I primi a veicolare l’idea di gruppo presso il grosso pubblico sono i Beatles, da subito conosciuti per nome, uno ad uno e oggetto di un culto senza precedenti a partire dal 1964, l’anno della loro affermazione planetaria. I Beatles nascono in una Liverpool che si rivela il primo storico paradiso per centinaia di gruppi musicali, al punto da dare il nome a un genere che farà da apripista al beat (il Merseybeat) a partire dal fiume cittadino. Presto le strategie di marketing dell’industria discografica contrappongono all’immagine pulita e autoironica dei “favolosi quattro” l’impatto assai meno rassicurante dei Rolling Stones. E sarà proprio il gruppo di Mick Jagger e Keith Richards a imporsi come la primigenia incarnazione della mitologia rock: anticonformisti, sarcastici, rispetto per le radici (blues, R&B), preminenza di riff e chitarre “sporche”, testi provocatori. Dalla seconda metà degli anni Sessanta alla metà dei Settanta i gruppi dominano la scena della musica giovane, con formazioni a tre (Cream, Nice) o più fino a un massimo di nove elementi (Blood, Sweat & Tears). Poi il panorama si semplifica di molto, lasciando sul terreno i soli gruppi dell’heavy-metal con le loro vendite milionarie. Numeri meno eclatanti ma un ben diverso impatto sulla storia della musica accompagnano nella seconda metà degli anni Settanta i gruppi del punk, mentre la mitologia della rock band sopravvive negli anni Novanta nelle esperienze che più da vicino ricordano le origini “belle e dannate” della musica giovane (Nirvana, REM).

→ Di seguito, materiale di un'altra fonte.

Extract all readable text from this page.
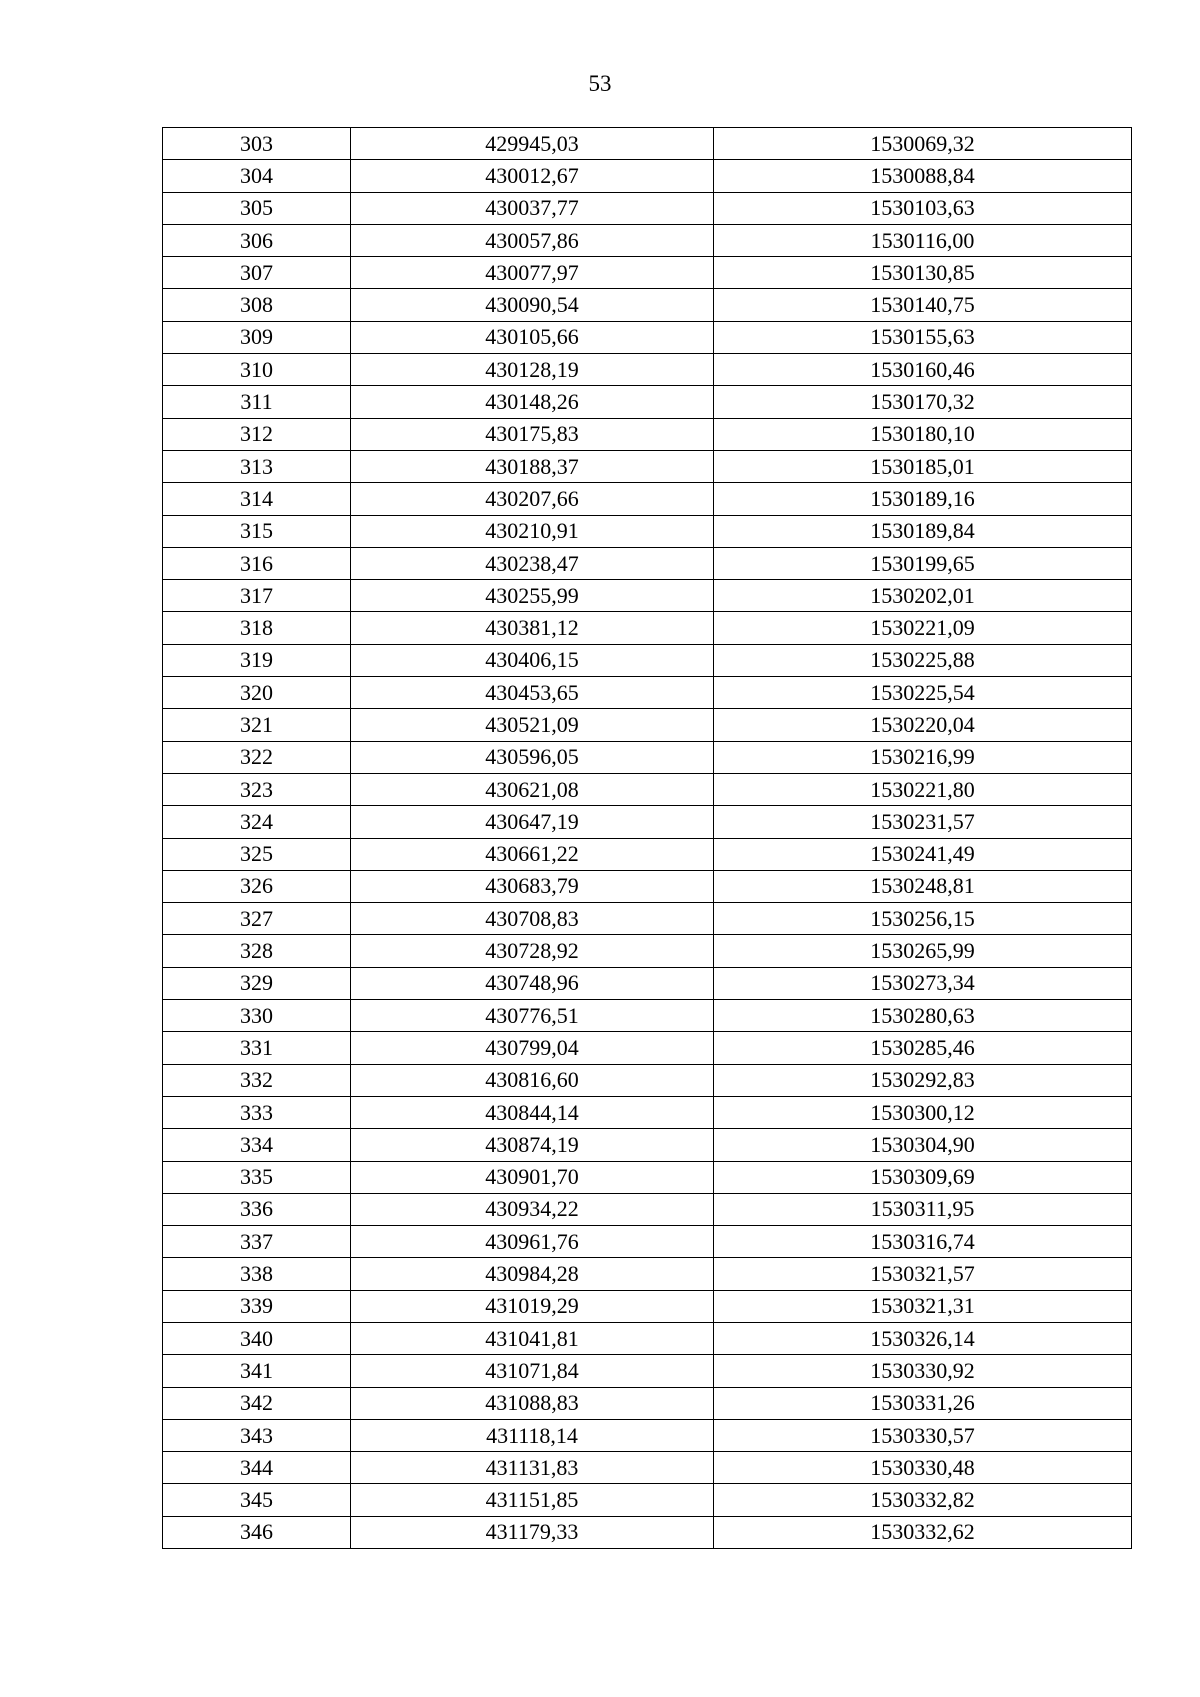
53
303	429945,03	1530069,32
304	430012,67	1530088,84
305	430037,77	1530103,63
306	430057,86	1530116,00
307	430077,97	1530130,85
308	430090,54	1530140,75
309	430105,66	1530155,63
310	430128,19	1530160,46
311	430148,26	1530170,32
312	430175,83	1530180,10
313	430188,37	1530185,01
314	430207,66	1530189,16
315	430210,91	1530189,84
316	430238,47	1530199,65
317	430255,99	1530202,01
318	430381,12	1530221,09
319	430406,15	1530225,88
320	430453,65	1530225,54
321	430521,09	1530220,04
322	430596,05	1530216,99
323	430621,08	1530221,80
324	430647,19	1530231,57
325	430661,22	1530241,49
326	430683,79	1530248,81
327	430708,83	1530256,15
328	430728,92	1530265,99
329	430748,96	1530273,34
330	430776,51	1530280,63
331	430799,04	1530285,46
332	430816,60	1530292,83
333	430844,14	1530300,12
334	430874,19	1530304,90
335	430901,70	1530309,69
336	430934,22	1530311,95
337	430961,76	1530316,74
338	430984,28	1530321,57
339	431019,29	1530321,31
340	431041,81	1530326,14
341	431071,84	1530330,92
342	431088,83	1530331,26
343	431118,14	1530330,57
344	431131,83	1530330,48
345	431151,85	1530332,82
346	431179,33	1530332,62
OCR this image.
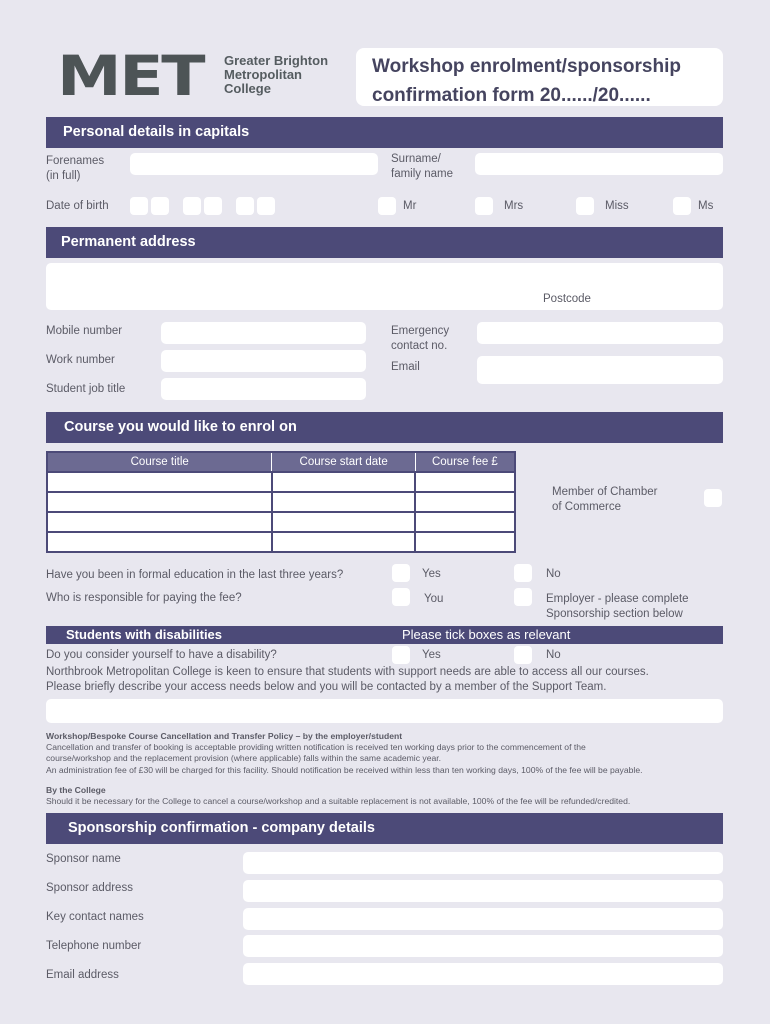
MET Greater Brighton
Metropolitan
College
Workshop enrolment/sponsorship
confirmation form 20....../20......
Personal details in capitals
Forenames
(in full)
Surname/
family name
Date of birth	Mr	Mrs	Miss	Ms
Permanent address
Postcode
Mobile number
Work number
Student job title
Emergency
contact no.
Email
Course you would like to enrol on
Course title	Course start date	Course fee £

Member of Chamber
of Commerce
Have you been in formal education in the last three years?	Yes	No
Who is responsible for paying the fee?	You	Employer - please complete
Sponsorship section below
Students with disabilities	Please tick boxes as relevant
Do you consider yourself to have a disability?	Yes	No
Northbrook Metropolitan College is keen to ensure that students with support needs are able to access all our courses.
Please briefly describe your access needs below and you will be contacted by a member of the Support Team.
Workshop/Bespoke Course Cancellation and Transfer Policy – by the employer/student
Cancellation and transfer of booking is acceptable providing written notification is received ten working days prior to the commencement of the
course/workshop and the replacement provision (where applicable) falls within the same academic year.
An administration fee of £30 will be charged for this facility. Should notification be received within less than ten working days, 100% of the fee will be payable.
By the College
Should it be necessary for the College to cancel a course/workshop and a suitable replacement is not available, 100% of the fee will be refunded/credited.
Sponsorship confirmation - company details
Sponsor name
Sponsor address
Key contact names
Telephone number
Email address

Se dagli anni Novanta in poi il successo arride per lo più alle boy band che rilanciano con forza il pop per adolescenti (Take That, Spice Girls, Oasis), un caso unico sono le esperienze quarantennali dei Grateful Dead, o dei Nomadi in Italia, che hanno fatto dell’idea stessa di gruppo uno stile di vita e un culto intergenerazionale ai margini del music business.
In Italia i gruppi, chiamati per molti anni “complessi”, emergono per la prima volta a metà dei Sessanta, negli anni dei “capelloni”, a immagine e somiglianza del beat britannico e del folk-rock americano. Iniziano come cover band e solo in un secondo tempo si impongono con canzoni originali (Equipe 84, Rokes). Ma la vera stagione dei gruppi italiani comincia negli anni Settanta, sull’onda di un movimento controculturale che dà il via a numerosi festival, etichette e riviste. Il modello di riferimento è il progressive rock inglese, ma PFM (Premiata Forneria Marconi), Banco del Mutuo Soccorso (poi Banco), Area e Stormy Six elaborano percorsi originali all’incrocio con sonorità pre-world e una sincera vocazione politica. È e rimane per anni un rock alternativo, che si travasa negli anni Ottanta come “indipendente” (Litfiba, CCCP, Avion Travel) per la forte opposizione nei confronti della musica prodotta dalle majors. Una vocazione che rimarrà costante nella nuova generazione degli anni Novanta, affascinata dalle contaminazioni con i dialetti locali, l’hip hop, i ritmi del mondo e l’ironia (Almamegretta, Sud Sound System, Elio & Le Storie Tese).